Por falar nisso, é bom que você saiba que eu parei de utilizar. Assim, sem mais nem menos. Eu sei, é uma atitude um tanto quanto radical da minha parte, mas eu não utilizo mais nada. Tenho consciência de que a cada dia que passa mais e mais pessoas estão utilizando, mas eu parei. Não utilizo mais. Agora só uso. E recomendo. Se você soubesse como é muito mais elegante, também deixaria de utilizar e passaria a usar.

Sim, estou me associando à campanha nacional contra os verbos que acabam em ‘ilizar’. Se nada for feito, daqui a pouco eles serão mais numerosos do que os terminados simplesmente em ‘ar’. Todos os dias os maus tradutores de livros de marketing e administração disponibilizam mais e mais termos infelizes, que imediatamente são operacionalizados pela mídia, reinicializando palavras que já existiam e eram perfeitamente claras e eufônicas.

É triste demorar tanto tempo para a gente se dar conta de que ‘desincompatibilizar’ sempre foi um palavrão. Precisamos reparabilizar nessas palavras que o pessoal inventabiliza só para complicabilizar. Caso contrário, daqui a pouco nossos filhos vão pensabilizar que o certo é ficar se expressabilizando dessa maneira. Já posso até ouvir as reclamações: ‘Você não vai me impedibilizar de falabilizar do jeito que eu bem quisibiliser.’ Problema seu. Inclua-me fora dessa ".

Por viver das palavras, qual o colega Joaquim Ferreira dos Santos, mantenho meu ouvido (tão poderoso como o ouvido dos tuberculosos, dizia o meu avô!) voltado para o que as pessoas falam. Sobretudo, quando estou longe de casa. Não para aquilo que os políticos e os gramáticos gostariam que elas falassem: para o que de fato elas falam.

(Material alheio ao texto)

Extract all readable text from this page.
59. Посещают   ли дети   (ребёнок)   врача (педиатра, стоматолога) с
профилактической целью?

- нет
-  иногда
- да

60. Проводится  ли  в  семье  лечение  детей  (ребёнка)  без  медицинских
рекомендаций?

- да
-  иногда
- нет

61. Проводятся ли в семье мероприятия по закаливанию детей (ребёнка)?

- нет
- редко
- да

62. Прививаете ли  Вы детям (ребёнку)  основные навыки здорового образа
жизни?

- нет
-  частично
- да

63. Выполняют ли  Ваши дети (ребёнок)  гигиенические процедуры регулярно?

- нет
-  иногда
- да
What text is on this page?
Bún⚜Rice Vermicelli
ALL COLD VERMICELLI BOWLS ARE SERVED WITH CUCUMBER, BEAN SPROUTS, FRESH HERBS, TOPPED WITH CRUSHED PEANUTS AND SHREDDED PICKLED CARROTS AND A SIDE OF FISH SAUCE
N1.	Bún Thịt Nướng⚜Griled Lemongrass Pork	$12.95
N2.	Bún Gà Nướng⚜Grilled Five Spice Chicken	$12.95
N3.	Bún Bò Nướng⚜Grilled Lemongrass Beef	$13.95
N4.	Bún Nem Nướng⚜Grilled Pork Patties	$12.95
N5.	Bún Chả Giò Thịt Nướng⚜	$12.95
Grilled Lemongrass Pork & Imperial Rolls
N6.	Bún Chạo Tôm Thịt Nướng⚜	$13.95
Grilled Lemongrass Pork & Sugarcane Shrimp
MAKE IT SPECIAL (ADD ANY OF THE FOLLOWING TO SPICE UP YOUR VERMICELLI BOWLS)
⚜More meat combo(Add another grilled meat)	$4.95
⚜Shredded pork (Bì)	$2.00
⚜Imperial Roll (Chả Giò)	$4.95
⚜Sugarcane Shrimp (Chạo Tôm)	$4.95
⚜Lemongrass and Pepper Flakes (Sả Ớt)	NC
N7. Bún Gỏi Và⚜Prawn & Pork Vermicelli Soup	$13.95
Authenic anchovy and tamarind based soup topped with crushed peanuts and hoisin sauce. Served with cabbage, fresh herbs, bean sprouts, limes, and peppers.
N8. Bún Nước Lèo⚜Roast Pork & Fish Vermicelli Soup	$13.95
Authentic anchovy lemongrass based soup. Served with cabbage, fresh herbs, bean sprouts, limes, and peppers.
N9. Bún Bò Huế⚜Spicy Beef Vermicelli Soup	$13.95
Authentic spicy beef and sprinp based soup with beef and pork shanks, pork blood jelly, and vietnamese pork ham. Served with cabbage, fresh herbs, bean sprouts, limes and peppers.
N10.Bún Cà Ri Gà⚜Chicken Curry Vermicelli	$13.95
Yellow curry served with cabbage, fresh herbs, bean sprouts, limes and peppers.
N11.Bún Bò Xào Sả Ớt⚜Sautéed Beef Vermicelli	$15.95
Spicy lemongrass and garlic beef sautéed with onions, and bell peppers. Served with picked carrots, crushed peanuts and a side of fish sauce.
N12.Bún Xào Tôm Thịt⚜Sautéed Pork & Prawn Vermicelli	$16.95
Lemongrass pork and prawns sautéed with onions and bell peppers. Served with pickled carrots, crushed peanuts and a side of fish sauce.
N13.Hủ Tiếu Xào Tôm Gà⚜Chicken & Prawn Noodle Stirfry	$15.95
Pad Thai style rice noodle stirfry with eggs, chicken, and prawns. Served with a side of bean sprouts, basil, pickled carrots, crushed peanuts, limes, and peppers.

Assim, parafraseando o romano Terêncio, nada do que é palavra me é estranho, mesmo numa metrópole de costumes estranhíssimos como nesta Sampa cosmopolita do dinheiro e do endinheirado povo tapuia Tupiniquim.

Já mencionei a descoberta, graças aos extraterrestres disfarçados de adolescentes em minha volta, de expressões da riqueza metafísica de uma “muito sem noção”. Há dias, anotei uma “totalmente excelente”, que, mais dia, menos dia, haverá de ter serventia.
Até por isso vinha me incomodando o exagero no uso do “então”, desde o desembarque no Aeroporto de Cumbica (SP). Não “então, o que acontece”, que não captei: “então”, em carreira solo, onipresente nos inícios de frase. “Então, isso mesmo. Então, o contribuinte deve entregar a declaração até o dia 29 de abril. Então, com esse prazo a Receita espera receber mais dois milhões de declarações. Então...”.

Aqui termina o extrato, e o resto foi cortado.